演武场当中铸有一座高台, 白石所砌,台上有一重飞檐楼阁,坐西朝东,每当朝阳斜照在台上时, 便会被镀上一重金芒, 所以也称为旭金台,有九层台阶通往旭金台之上。

此时, 五宫夫子已经坐在旭金台上, 台下聚满了前来围观的弟子。

到了时辰,五宫各有一位夫子走上前来, 同时驱动灵力结印成阵, 阵成之时, 从四方悬岛以及脚下这座绝山上, 各飞射而出一道光芒,五色光芒于阵中合拢, 冲天而起, 浮出一柄堪比石柱一样高大的卷轴。

卷轴在众人注视下缓缓舒展开, 露出内里水墨丹青勾勒的山河奇景,山水之外又有良田屋舍,通都大邑。

地卷中的时间和外界并不相同, 过去、未来、当下,同存于一幅卷轴中,可谓神妙之极。

从外看去能见日月同挂在天上,画卷左边金乌高悬,右边却夜幕笼罩,挂着一弯下弦月,昼夜交接之处铺着绯红的余晖。

缥缈云雾萦绕在画上,将卷中之景遮掩得似真似幻,仿佛另有一片天地。

慕昭然前世虽已见识过这幅地卷,但此时此刻,仰头望向上方那遮天蔽日的巨大卷轴时,心下还是不免震撼。

岑夫子走上前来,朗声道:“新生弟子何在?”

台下人群左右散开,让出一条道来,慕昭然走上前,站在台阶下,身旁陆续有人走来,与她并肩而立。

岑夫子道:“此地卷海纳百川,包罗万象,世间缘法,皆可在卷中循得一二,每个人只有一次进得卷中的机会,希望你们能够珍视。”

慕昭然听闻此言,忽然担忧起来,她上辈子已经进过一次地卷了,魂魄重返过去,再来这么一次,还能不能进去?地卷与天书齐名,被吹得这么神,会不会发现她魂魄有异?

慕昭然在心里询问系统,与女主无关之事,系统就跟死了一样毫无反应。

在她犹疑时,众人已拱手行礼,齐声道是,慕昭然也只能仓促地跟着行礼,闷声道了句“是”。

岑夫子满意颔首,说道:“准备好了,便上来旭金台,踏入阵中,送你们入地卷内。”

慕昭然回头看其他人,身旁也有许多视线落在她身上,反正都是要上去的,总不能因为一丝担忧放弃这个天大的机会,慕昭然按了按腰间的锦囊,今日晨起时,夷则给她卜算过一卦,卦象显示她此入地卷皆能逢凶化吉,如愿以偿,是为大吉。

她定下心神,抬步走上台阶。

容亭觉、叶凌烟等人随即跟在她身后踏上台阶,其他人也陆续上台来,一起步入了阵中。

夫子启动法阵,脚下铺开的法线光芒不停闪烁,有人的身形倏而一闪,化为一道幽芒自下而上,飞入地卷内。

慕昭然站在法阵内,看着左右不断有人化作幽芒遁入图中,到最后就只剩下她一个人还稳稳站在原地。

台上台下所有人都眼巴巴地盯着她。

慕昭然:“……”她的心脏咚咚咚地跳起来,紧张地掐紧指腹,好的不灵坏的灵,她之前的担忧该不会真要变成现实吧?如果现在走出阵法,说自己不想去了,还来得及吗?

岑夫子围着阵法打转,看上去比她还要焦急,催促道:“怎么回事?你们几个老东西没吃早饭吗?用点力啊!才送几个人进去就把你们灵力耗尽了?实在不行的话,换其他人来。”

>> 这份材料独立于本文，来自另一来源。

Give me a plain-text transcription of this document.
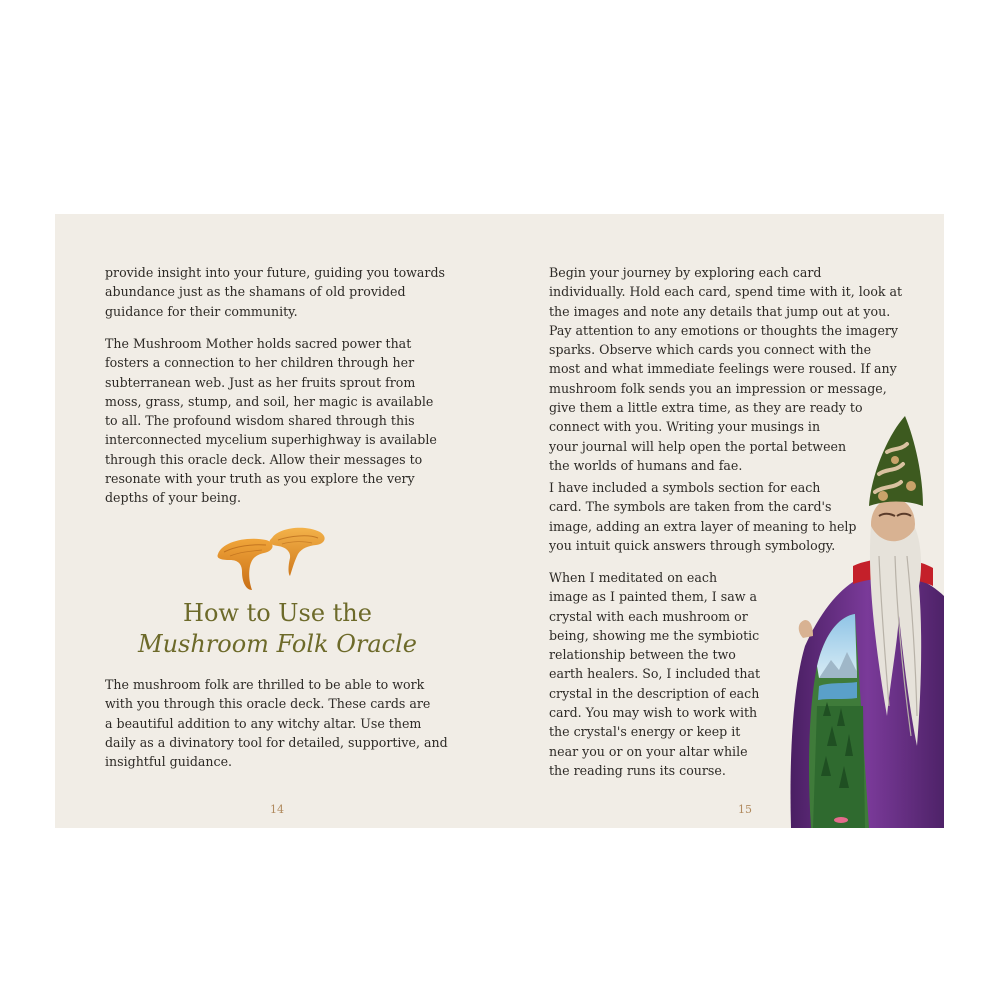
provide insight into your future, guiding you towards
abundance just as the shamans of old provided
guidance for their community.

The Mushroom Mother holds sacred power that
fosters a connection to her children through her
subterranean web. Just as her fruits sprout from
moss, grass, stump, and soil, her magic is available
to all. The profound wisdom shared through this
interconnected mycelium superhighway is available
through this oracle deck. Allow their messages to
resonate with your truth as you explore the very
depths of your being.

How to Use the
Mushroom Folk Oracle

The mushroom folk are thrilled to be able to work
with you through this oracle deck. These cards are
a beautiful addition to any witchy altar. Use them
daily as a divinatory tool for detailed, supportive, and
insightful guidance.

14

Begin your journey by exploring each card
individually. Hold each card, spend time with it, look at
the images and note any details that jump out at you.
Pay attention to any emotions or thoughts the imagery
sparks. Observe which cards you connect with the
most and what immediate feelings were roused. If any
mushroom folk sends you an impression or message,
give them a little extra time, as they are ready to
connect with you. Writing your musings in
your journal will help open the portal between
the worlds of humans and fae.

I have included a symbols section for each
card. The symbols are taken from the card's
image, adding an extra layer of meaning to help
you intuit quick answers through symbology.

When I meditated on each
image as I painted them, I saw a
crystal with each mushroom or
being, showing me the symbiotic
relationship between the two
earth healers. So, I included that
crystal in the description of each
card. You may wish to work with
the crystal's energy or keep it
near you or on your altar while
the reading runs its course.

15
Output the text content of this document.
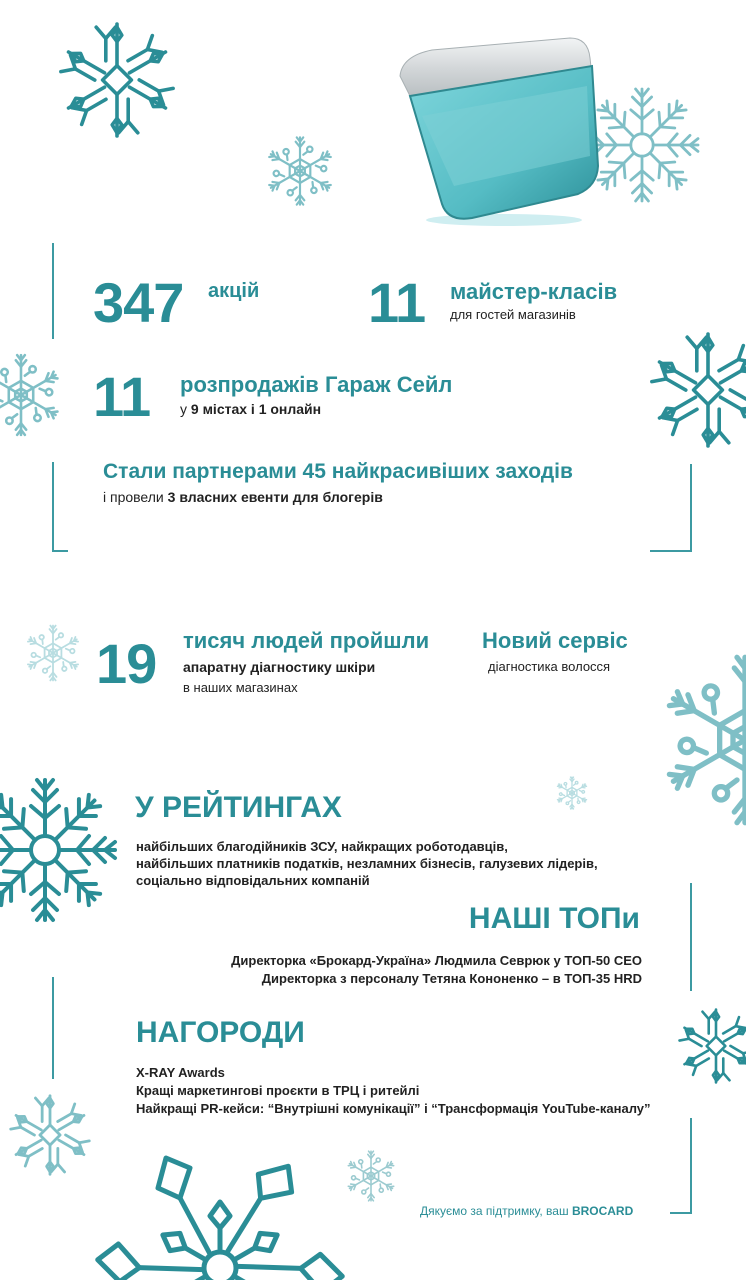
347 акцій 11 майстер-класів
для гостей магазинів
11 розпродажів Гараж Сейл
у 9 містах і 1 онлайн
Стали партнерами 45 найкрасивіших заходів
і провели 3 власних евенти для блогерів
19 тисяч людей пройшли
апаратну діагностику шкіри
в наших магазинах
Новий сервіс
діагностика волосся
У РЕЙТИНГАХ
найбільших благодійників ЗСУ, найкращих роботодавців,
найбільших платників податків, незламних бізнесів, галузевих лідерів,
соціально відповідальних компаній
НАШІ ТОПи
Директорка «Брокард-Україна» Людмила Севрюк у ТОП-50 CEO
Директорка з персоналу Тетяна Кононенко – в ТОП-35 HRD
НАГОРОДИ
X-RAY Awards
Кращі маркетингові проєкти в ТРЦ і ритейлі
Найкращі PR-кейси: “Внутрішні комунікації” і “Трансформація YouTube-каналу”
Дякуємо за підтримку, ваш BROCARD
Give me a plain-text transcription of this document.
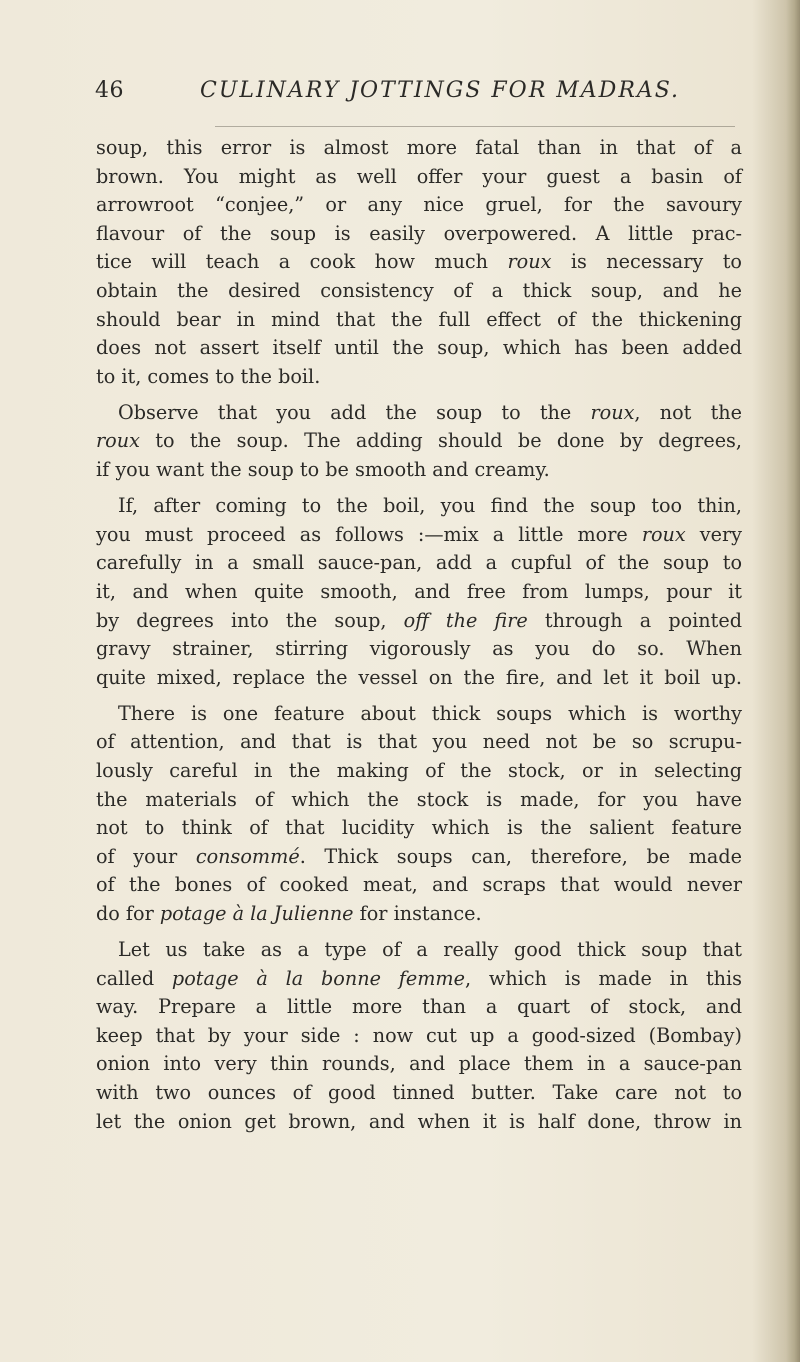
46	CULINARY JOTTINGS FOR MADRAS.
soup, this error is almost more fatal than in that of a
brown. You might as well offer your guest a basin of
arrowroot “conjee,” or any nice gruel, for the savoury
flavour of the soup is easily overpowered. A little prac-
tice will teach a cook how much roux is necessary to
obtain the desired consistency of a thick soup, and he
should bear in mind that the full effect of the thickening
does not assert itself until the soup, which has been added
to it, comes to the boil.
Observe that you add the soup to the roux, not the
roux to the soup. The adding should be done by degrees,
if you want the soup to be smooth and creamy.
If, after coming to the boil, you find the soup too thin,
you must proceed as follows :—mix a little more roux very
carefully in a small sauce-pan, add a cupful of the soup to
it, and when quite smooth, and free from lumps, pour it
by degrees into the soup, off the fire through a pointed
gravy strainer, stirring vigorously as you do so. When
quite mixed, replace the vessel on the fire, and let it boil up.
There is one feature about thick soups which is worthy
of attention, and that is that you need not be so scrupu-
lously careful in the making of the stock, or in selecting
the materials of which the stock is made, for you have
not to think of that lucidity which is the salient feature
of your consommé. Thick soups can, therefore, be made
of the bones of cooked meat, and scraps that would never
do for potage à la Julienne for instance.
Let us take as a type of a really good thick soup that
called potage à la bonne femme, which is made in this
way. Prepare a little more than a quart of stock, and
keep that by your side : now cut up a good-sized (Bombay)
onion into very thin rounds, and place them in a sauce-pan
with two ounces of good tinned butter. Take care not to
let the onion get brown, and when it is half done, throw in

布阵的夫子吹胡子瞪眼,也没工夫跟他回嘴,同时翻手结印,朝法阵注入更多灵力。脚下的法阵灵力大涨,法线光芒亮得刺眼。

慕昭然的视野被白光完全淹没,什么都看不见,只隐约听见一道熟悉的声音说道:“萧夫子近日修补剑谱太过耗神,没休息好,还是换我来吧。”

脚下的法阵凝滞一瞬,继而被灌入一道更为强悍的灵力。

慕昭然被这股灵力推动着,脚下腾空,身形化虚,仿若感觉自己化身成了炮膛里的火药,被狠狠地轰进了地卷中。

地卷图面上的云雾一阵剧烈波动,最终还是不情不愿地将她吞了进去。

法阵的光芒黯下,旭金台上,萧夫子回头看向身侧长身鹤立的青年,嘀咕道:“以前送人进去,也没这么费力,凝之,幸好你来了,不然耽误了土宫的宝贝疙瘩,我得被那岑老头念叨一辈子。”

凝之,是游辜雪的表字。

岑夫子确实很想要念叨念叨,但一看到游辜雪,他便什么话也不想说了,甩了甩袖摆,兀自坐回席位上,望向上方卷轴。

地卷内风起云涌,诸人都有了各自去处。

慕昭然被那股灵力强推入画,就算入了图中,推力依然未消,她几次想要催动身上法宝,都没能成功,整个人十分狼狈地穿透云雾,从天上砸下去。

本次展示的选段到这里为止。